The UI is composed of several Vue components:

  • ChatRoom – manages conversation state and brings everything together.
  • AgentSelector – choose which agent should answer next.
  • MessageList – displays the conversation history.
  • AgentEditor – create new agents or select existing ones to edit or delete with a save/cancel flow.
  • SettingsPanel – control how many previous messages are used as context. Use the Save button to apply the new value and close the dialog.

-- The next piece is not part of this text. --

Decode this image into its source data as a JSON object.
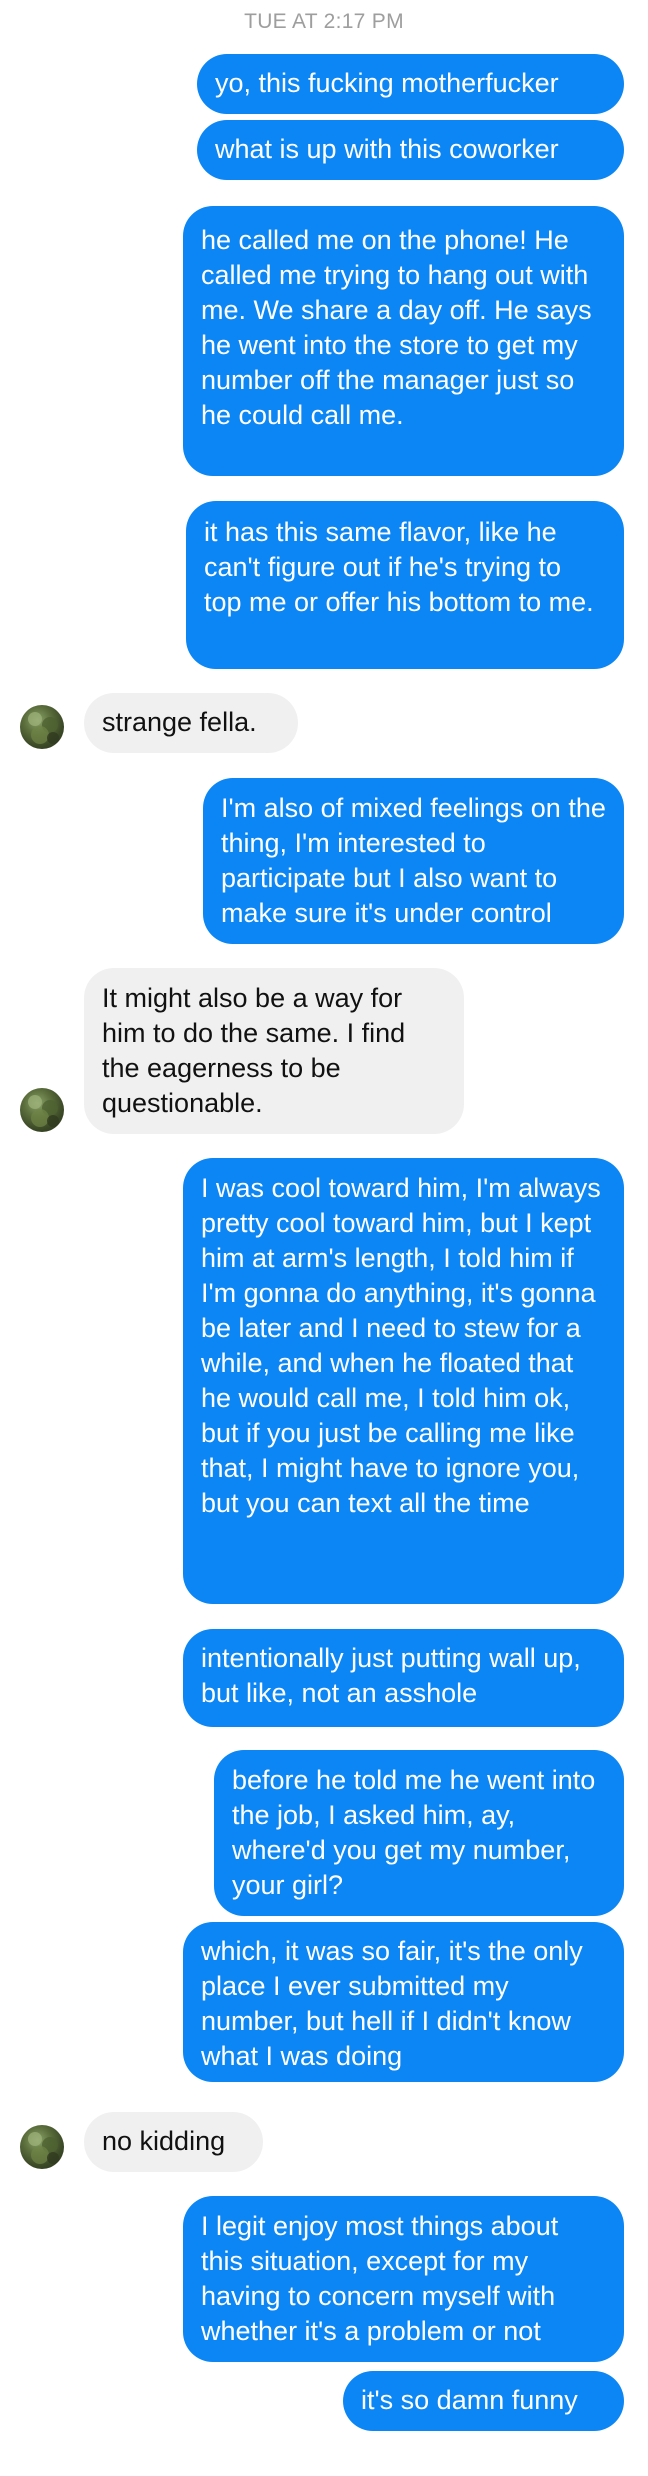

Dialogs are wrapped in Vuetify cards to avoid transparent backgrounds. The chatroom features a gradient background and animated Send button. The message input uses Vuetify's auto-growing v-textarea so you can write multi-line prompts. Press Enter to send and Shift+Enter to insert a newline.

Adding Agents

Agent personas are defined as JSON files stored in the agents/ directory. Each file must provide a name, a specialization describing the agent's expertise, a base_prompt that sets its persona and a model field. The model is selected from a predefined list available in the Agent Editor. Supported models include gpt-4o, gpt-4.1, o1-pro and many others. Example:

{
  "name": "HelperBot",
  "specialization": "general knowledge",
  "base_prompt": "You are a friendly assistant who answers briefly.",
  "model": "gpt-4o"
}

Example API Messages

The conversation history is sent to the OpenAI API as an array of messages. Each agent sees the previous responses so it can answer in context:

[
  { "role": "system", "content": "You are Dana, a digital marketing strategist." },

  { "role": "user", "content": "Which channels would be most effective for product X?" },
  { "role": "assistant", "content": "Agent Alex (Finance): Product X targets a high-income audience, suggesting segmented campaigns on LinkedIn and Google Ads." },
  { "role": "assistant", "content": "Agent Lucia (UX Designer): The experience should prioritize mobile-first navigation, especially for social media access." },

  { "role": "user", "content": "How does this impact the content strategy?" }
]

Caching and Conversation Storage

Agents and conversations are stored locally in the browser's localStorage. The chosen history length is also persisted under the key history_size so it survives page refreshes. Each conversation is represented as an array of message blocks containing:

  • author – the user or agent name
  • specialization – the agent's expertise (empty for user messages)
  • content – the text of the message
  • timestamp – ISO formatted date string

An example conversation file can be found in examples/example_conversation.json.

Front-End Setup

The Vue 3 front-end lives in the frontend/ directory and is configured with Vuetify and Vite. We use Vite 7 along with @vitejs/plugin-vue 6 for improved compatibility with Vue 3 and Vuetify. The UI uses Material Design Icons via the @mdi/font package. Development and CI use Node.js 22. To start a development server:

cd frontend
npm install
npm run dev

This launches the app at http://localhost:5173 by default.

Configuring OpenAI Access

The chatroom uses the OpenAI API to generate agent responses. A button with a key icon in the sidebar opens a dialog where you can enter or update your API key. The value is persisted in localStorage under the key openai_api_key.

Running Tests

Install dependencies and run the test suite using npm:

npm test

Every new feature should include tests to ensure correct behavior. The tests verify example configuration files and the front-end package manifest.

Continuous Deployment

Each commit pushed to a pull request triggers a GitHub Actions workflow that runs the tests, builds the Vue front end and deploys the resulting frontend/dist directory to GitHub Pages. See .github/workflows/deploy.yml for the full configuration. The workflow installs Node.js 22 to match local development.